An Earthen Roof
- As an architectural element, the contemporary green roof can be seen to have evolved from the Corbusian displacement of land from a building plot to its roof-as-garden. This element also draws a lineage from a more recent understanding of ground as a built piece of architecture itself, as illustrated in the collection of projects in Stan Allen’s Landform Building. The imageability of the green roof has also come to be known in popular culture as a product for ‘sustainability’ and is marketed to society as such.
- The socio-corporate image of the green roof has shifted from the picturesque garden to a compensatory performance of technology.
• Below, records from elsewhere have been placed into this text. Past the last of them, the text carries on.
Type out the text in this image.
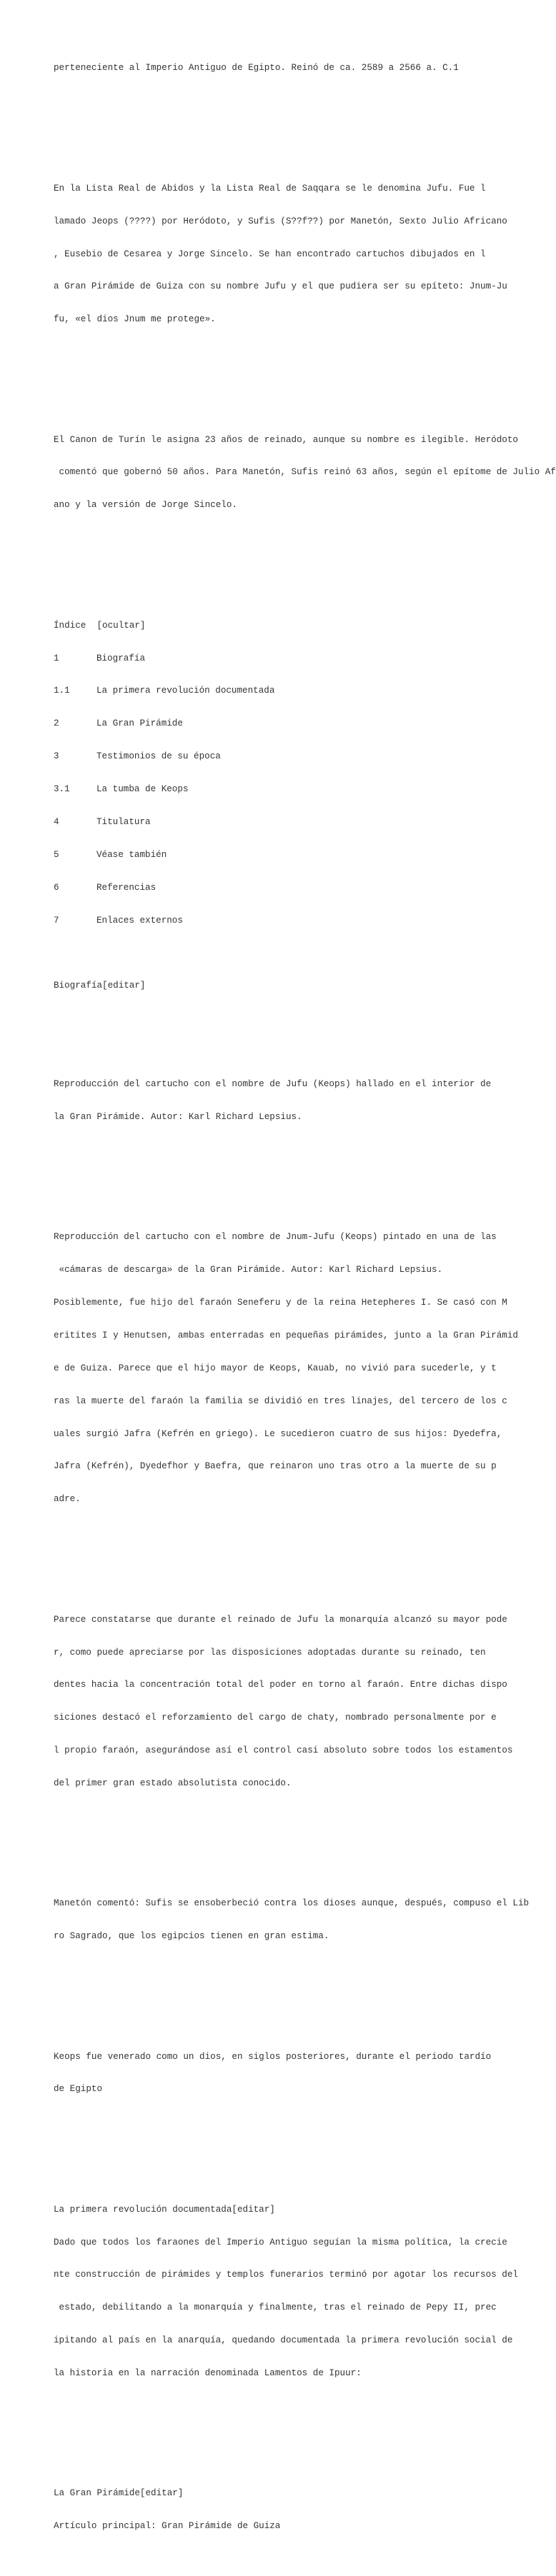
perteneciente al Imperio Antiguo de Egipto. Reinó de ca. 2589 a 2566 a. C.1

En la Lista Real de Abidos y la Lista Real de Saqqara se le denomina Jufu. Fue l

lamado Jeops (????) por Heródoto, y Sufis (S??f??) por Manetón, Sexto Julio Africano

, Eusebio de Cesarea y Jorge Sincelo. Se han encontrado cartuchos dibujados en l

a Gran Pirámide de Guiza con su nombre Jufu y el que pudiera ser su epíteto: Jnum-Ju

fu, «el dios Jnum me protege».

El Canon de Turín le asigna 23 años de reinado, aunque su nombre es ilegible. Heródoto

comentó que gobernó 50 años. Para Manetón, Sufis reinó 63 años, según el epítome de Julio Af

ano y la versión de Jorge Sincelo.

Índice  [ocultar]

1	Biografía

1.1	La primera revolución documentada

2	La Gran Pirámide

3	Testimonios de su época

3.1	La tumba de Keops

4	Titulatura

5	Véase también

6	Referencias

7	Enlaces externos

Biografía[editar]

Reproducción del cartucho con el nombre de Jufu (Keops) hallado en el interior de

la Gran Pirámide. Autor: Karl Richard Lepsius.

Reproducción del cartucho con el nombre de Jnum-Jufu (Keops) pintado en una de las

«cámaras de descarga» de la Gran Pirámide. Autor: Karl Richard Lepsius.

Posiblemente, fue hijo del faraón Seneferu y de la reina Hetepheres I. Se casó con M

eritites I y Henutsen, ambas enterradas en pequeñas pirámides, junto a la Gran Pirámid

e de Guiza. Parece que el hijo mayor de Keops, Kauab, no vivió para sucederle, y t

ras la muerte del faraón la familia se dividió en tres linajes, del tercero de los c

uales surgió Jafra (Kefrén en griego). Le sucedieron cuatro de sus hijos: Dyedefra,

Jafra (Kefrén), Dyedefhor y Baefra, que reinaron uno tras otro a la muerte de su p

adre.

Parece constatarse que durante el reinado de Jufu la monarquía alcanzó su mayor pode

r, como puede apreciarse por las disposiciones adoptadas durante su reinado, ten

dentes hacia la concentración total del poder en torno al faraón. Entre dichas dispo

siciones destacó el reforzamiento del cargo de chaty, nombrado personalmente por e

l propio faraón, asegurándose así el control casi absoluto sobre todos los estamentos

del primer gran estado absolutista conocido.

Manetón comentó: Sufis se ensoberbeció contra los dioses aunque, después, compuso el Lib

ro Sagrado, que los egipcios tienen en gran estima.

Keops fue venerado como un dios, en siglos posteriores, durante el periodo tardío

de Egipto

La primera revolución documentada[editar]

Dado que todos los faraones del Imperio Antiguo seguían la misma política, la crecie

nte construcción de pirámides y templos funerarios terminó por agotar los recursos del

estado, debilitando a la monarquía y finalmente, tras el reinado de Pepy II, prec

ipitando al país en la anarquía, quedando documentada la primera revolución social de

la historia en la narración denominada Lamentos de Ipuur:

La Gran Pirámide[editar]

Artículo principal: Gran Pirámide de Guiza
This roof element shifted conceptually from a ‘cap’ to a ground-becoming-roof. In this project, I draw on the green roof’s dualistic identity as both roof and ground – extending the ‘territory’ of the green roof to that of the earth; understood materially as a plant-life/soil assemblage, and spatially as the sectional continuity from roof/ground to ceiling plane.
- Five techniques trace material consequences of the morphological character of the green-roof's imagability.
1. Erosion of green roof topsoil, infiltrating the structure meant to exclude ‘the elements’
2. Exposing root structures as experiential architectures
3. Slow and variable compaction rates
4. Exploiting angles of repose
5. Translation of the iconicity of ‘green roof’ to an imagining of ‘earth membrane’.
- These techniques enhance a dialogic relationship of built structure, landscape, environment, and imageability through sectional reveals of the ground-roof at the façade. The element, detailed in four parts, is deployed with spatial and enviro-temporal effects of accumulation and entropy, deconstructing our relationship with a traversable, planted substrate, the earth’s ‘natural’ surface, and a conception of the green roof ex situ to architecture’s formal and material compositions.